Dès lors, et dans le contexte où l'arrêté du 14 mars 2025 n'offre pas la protection requise, la présente proposition de loi se justifie pleinement. Elle vise à :

· Exonérer explicitement les produits sous signe officiel de qualité, les produits Label Rouge, les produits fermiers, les produits bruts et les produits traditionnels, d'apposer un indice Nutri-Score ;

· Reconnaître la spécificité de ces produits ancrés dans des terroirs et fabriqués selon des cahiers des charges stricts, parfois inchangés depuis des siècles ;

· Préserver la diversité et l'excellence de la gastronomie française, tout en maintenant une information claire pour le consommateur, en laissant la possibilité d'apposer d'autres mentions qui reflètent la réalité du produit.

Alors que l'Union européenne n'a pas entériné le retrait définitif d'une obligation du Nutri-Score ou d'un étiquetage nutritionnel uniformisé, il est de la responsabilité de la France de garantir un cadre législatif conforme aux intérêts de ses producteurs, de ses consommateurs et de son patrimoine gastronomique. Cette proposition de loi est une réponse adéquate pour que l'exigence d'information nutritionnelle ne se fasse pas au détriment du maintien de nos traditions culinaires et de la préservation de la qualité qui fait la renommée de nos produits sous signes officiels de qualité, des produits fermiers et des produits traditionnels issus de l'agriculture française de qualité.

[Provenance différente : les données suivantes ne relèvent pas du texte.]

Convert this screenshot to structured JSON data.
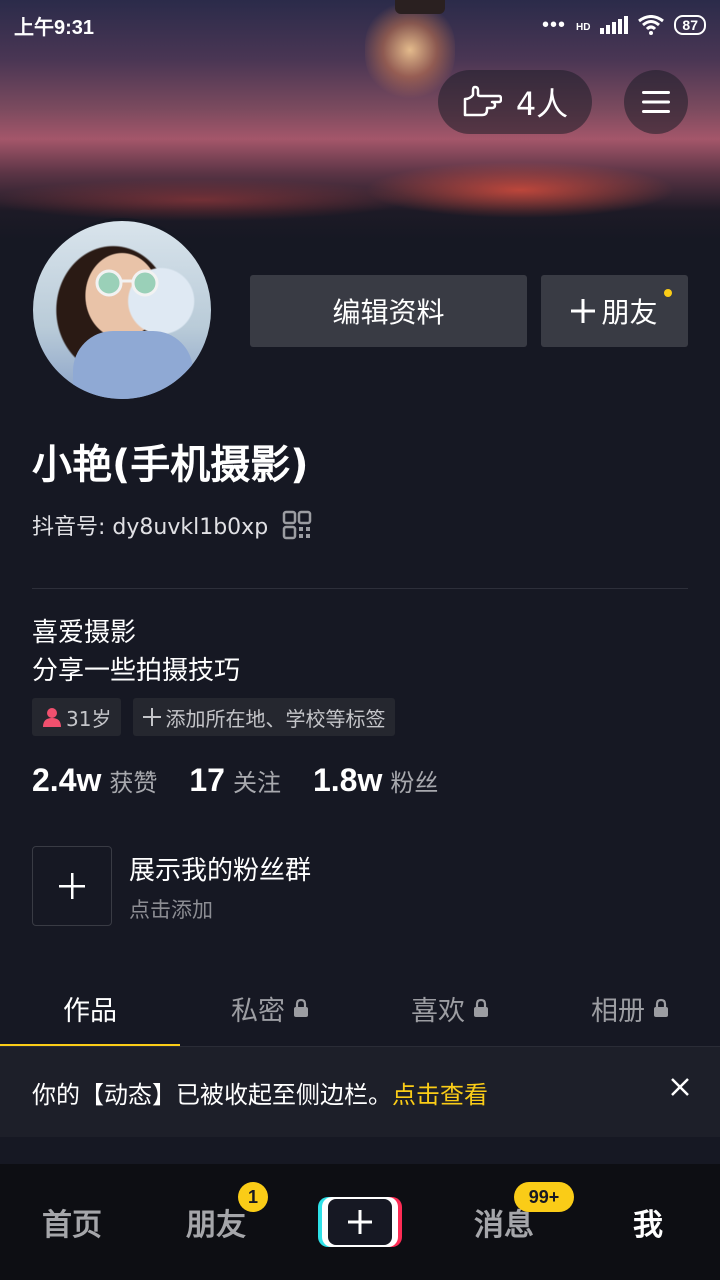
{
  "status_bar": {
    "time": "上午9:31",
    "network": "HD",
    "battery": "87"
  },
  "header": {
    "visitors": "4人"
  },
  "profile": {
    "edit_label": "编辑资料",
    "add_friend_label": "朋友",
    "name": "小艳(手机摄影)",
    "douyin_id_label": "抖音号:",
    "douyin_id": "dy8uvkl1b0xp",
    "bio_line1": "喜爱摄影",
    "bio_line2": "分享一些拍摄技巧",
    "tags": {
      "age": "31岁",
      "add_location": "添加所在地、学校等标签"
    },
    "stats": {
      "likes_value": "2.4w",
      "likes_label": "获赞",
      "following_value": "17",
      "following_label": "关注",
      "followers_value": "1.8w",
      "followers_label": "粉丝"
    },
    "fan_group": {
      "title": "展示我的粉丝群",
      "subtitle": "点击添加"
    }
  },
  "tabs": [
    {
      "label": "作品"
    },
    {
      "label": "私密"
    },
    {
      "label": "喜欢"
    },
    {
      "label": "相册"
    }
  ],
  "notice": {
    "text": "你的【动态】已被收起至侧边栏。",
    "link": "点击查看"
  },
  "bottom_nav": {
    "home": "首页",
    "friends": "朋友",
    "friends_badge": "1",
    "messages": "消息",
    "messages_badge": "99+",
    "me": "我"
  },
  "colors": {
    "background": "#161823",
    "accent": "#facc17",
    "button": "#393b44"
  }
}
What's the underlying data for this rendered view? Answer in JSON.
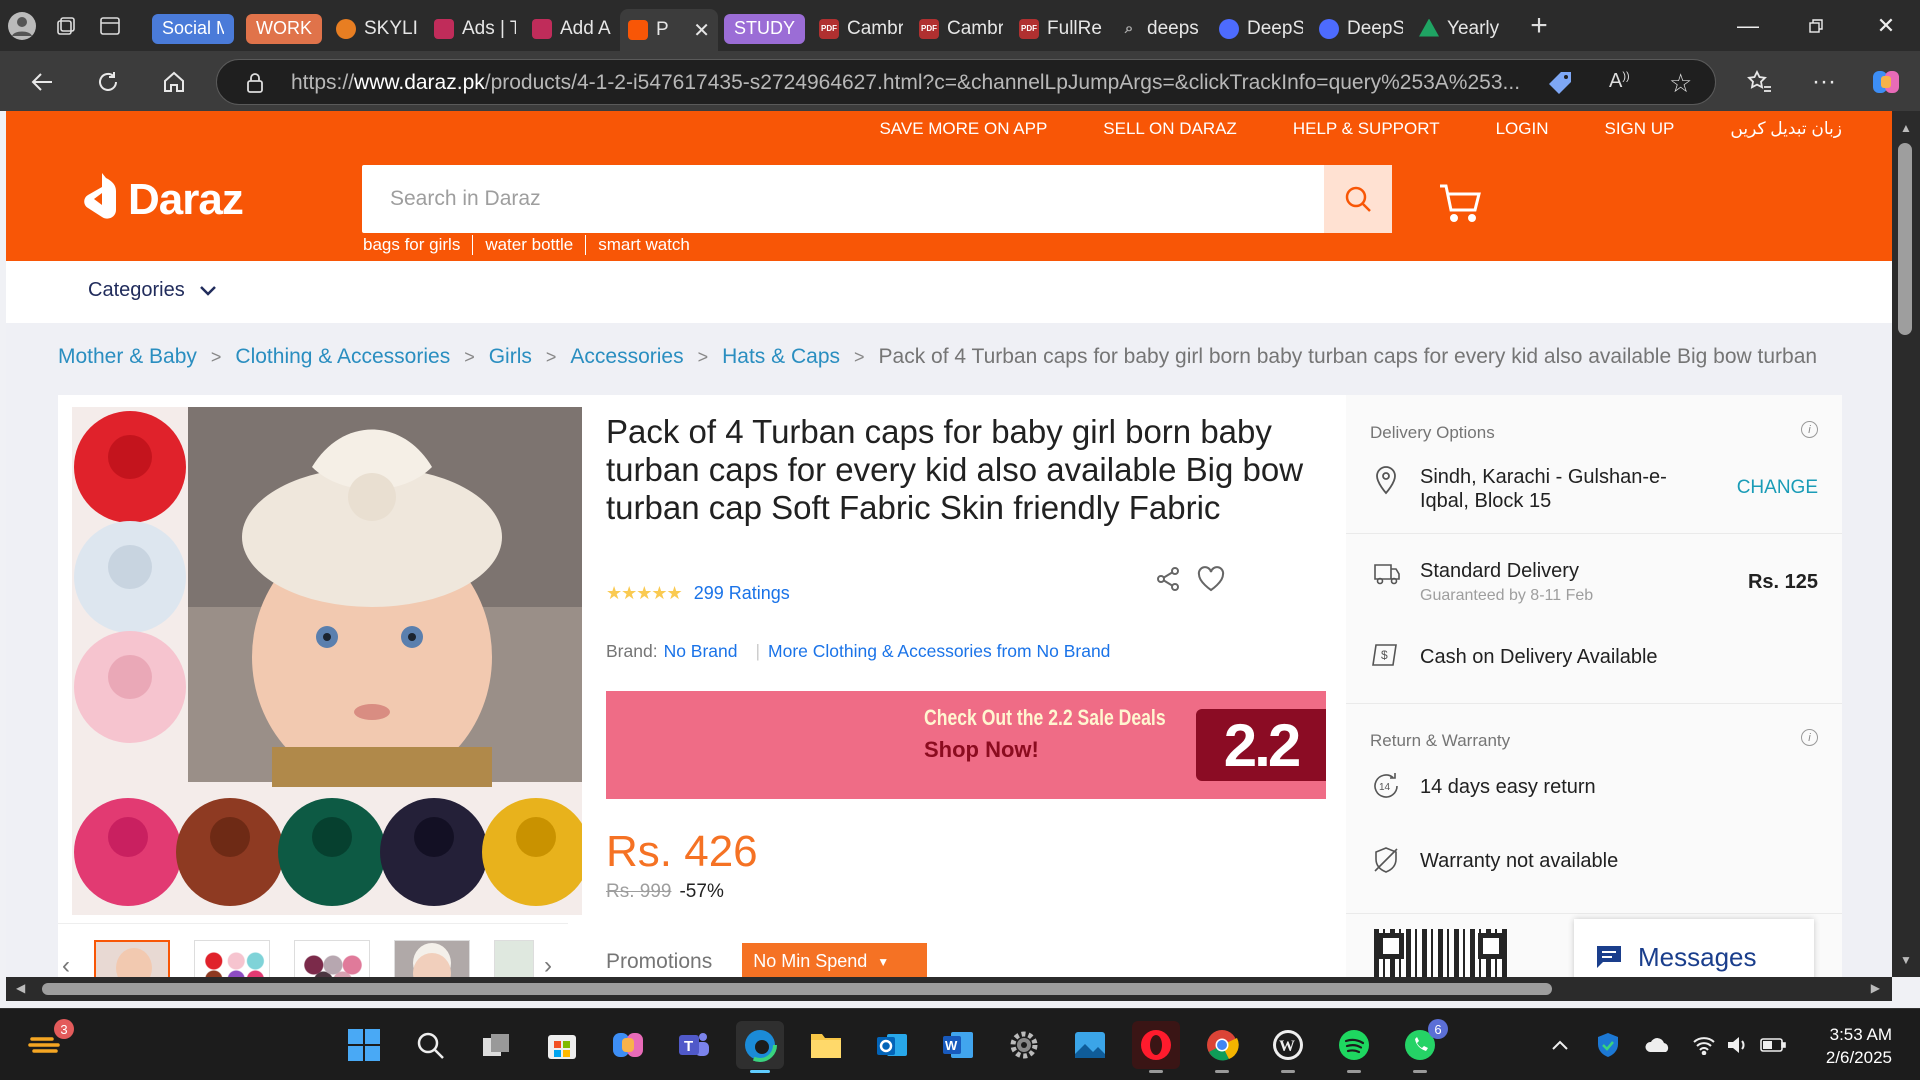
{
  "browser": {
    "tabs": [
      {
        "label": "Social M",
        "type": "group",
        "color": "#4a7bd9"
      },
      {
        "label": "WORK",
        "type": "group",
        "color": "#e0734a"
      },
      {
        "label": "SKYLIN",
        "type": "tab",
        "favicon_color": "#e87e22"
      },
      {
        "label": "Ads | T",
        "type": "tab",
        "favicon_color": "#c02c5a"
      },
      {
        "label": "Add A",
        "type": "tab",
        "favicon_color": "#c02c5a"
      },
      {
        "label": "P",
        "type": "active",
        "favicon_color": "#f85606"
      },
      {
        "label": "STUDY",
        "type": "group",
        "color": "#9b6dd6"
      },
      {
        "label": "Cambr",
        "type": "tab",
        "favicon_color": "#b03030"
      },
      {
        "label": "Cambr",
        "type": "tab",
        "favicon_color": "#b03030"
      },
      {
        "label": "FullRe",
        "type": "tab",
        "favicon_color": "#b03030"
      },
      {
        "label": "deeps",
        "type": "tab",
        "favicon_color": "#5a5a5a"
      },
      {
        "label": "DeepS",
        "type": "tab",
        "favicon_color": "#4d6bfe"
      },
      {
        "label": "DeepS",
        "type": "tab",
        "favicon_color": "#4d6bfe"
      },
      {
        "label": "Yearly",
        "type": "tab",
        "favicon_color": "#1fa463"
      }
    ],
    "url_prefix": "https://",
    "url_host": "www.daraz.pk",
    "url_path": "/products/4-1-2-i547617435-s2724964627.html?c=&channelLpJumpArgs=&clickTrackInfo=query%253A%253..."
  },
  "site": {
    "top_links": [
      "SAVE MORE ON APP",
      "SELL ON DARAZ",
      "HELP & SUPPORT",
      "LOGIN",
      "SIGN UP",
      "زبان تبدیل کریں"
    ],
    "logo_text": "Daraz",
    "search_placeholder": "Search in Daraz",
    "suggestions": [
      "bags for girls",
      "water bottle",
      "smart watch"
    ],
    "categories_label": "Categories",
    "brand_color": "#f85606"
  },
  "breadcrumb": [
    "Mother & Baby",
    "Clothing & Accessories",
    "Girls",
    "Accessories",
    "Hats & Caps"
  ],
  "breadcrumb_current": "Pack of 4 Turban caps for baby girl born baby turban caps for every kid also available Big bow turban",
  "product": {
    "title": "Pack of 4 Turban caps for baby girl born baby turban caps for every kid also available Big bow turban cap Soft Fabric Skin friendly Fabric",
    "stars": "★★★★★",
    "ratings": "299 Ratings",
    "brand_label": "Brand:",
    "brand": "No Brand",
    "more_from": "More Clothing & Accessories from No Brand",
    "banner_line1": "Check Out the 2.2 Sale Deals",
    "banner_line2": "Shop Now!",
    "banner_badge": "2.2",
    "price": "Rs. 426",
    "old_price": "Rs. 999",
    "discount": "-57%",
    "promotions_label": "Promotions",
    "promo_tag": "No Min Spend"
  },
  "delivery": {
    "section_title": "Delivery Options",
    "location": "Sindh, Karachi - Gulshan-e-Iqbal, Block 15",
    "change": "CHANGE",
    "standard": "Standard Delivery",
    "guaranteed": "Guaranteed by 8-11 Feb",
    "fee": "Rs. 125",
    "cod": "Cash on Delivery Available",
    "return_title": "Return & Warranty",
    "return": "14 days easy return",
    "warranty": "Warranty not available",
    "messages": "Messages"
  },
  "taskbar": {
    "weather_badge": "3",
    "whatsapp_badge": "6",
    "time": "3:53 AM",
    "date": "2/6/2025"
  }
}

Considérant l'ensemble de ces motifs, l'article unique complète le code de la santé publique en précisant que les produits alimentaires sous signe officiel de qualité, appellations d'origine protégée (AOP), appellation d'origine contrôlée (AOC), indications géographiques protégées (IGP), spécialité traditionnelle garantie (STG), les produits Label Rouge, les produits bénéficiant d'une mention valorisante « produit fermier », « produits de la ferme » ou « produit à la ferme », les produits bruts au sens du règlement européen et les « denrées alimentaires présentant des caractéristiques traditionnelles » reconnues par l'Union européenne, sont exemptés de l'obligation d'apposition d'une déclaration nutritionnelle obligatoire.

Tel est l'objet de la présente proposition de loi.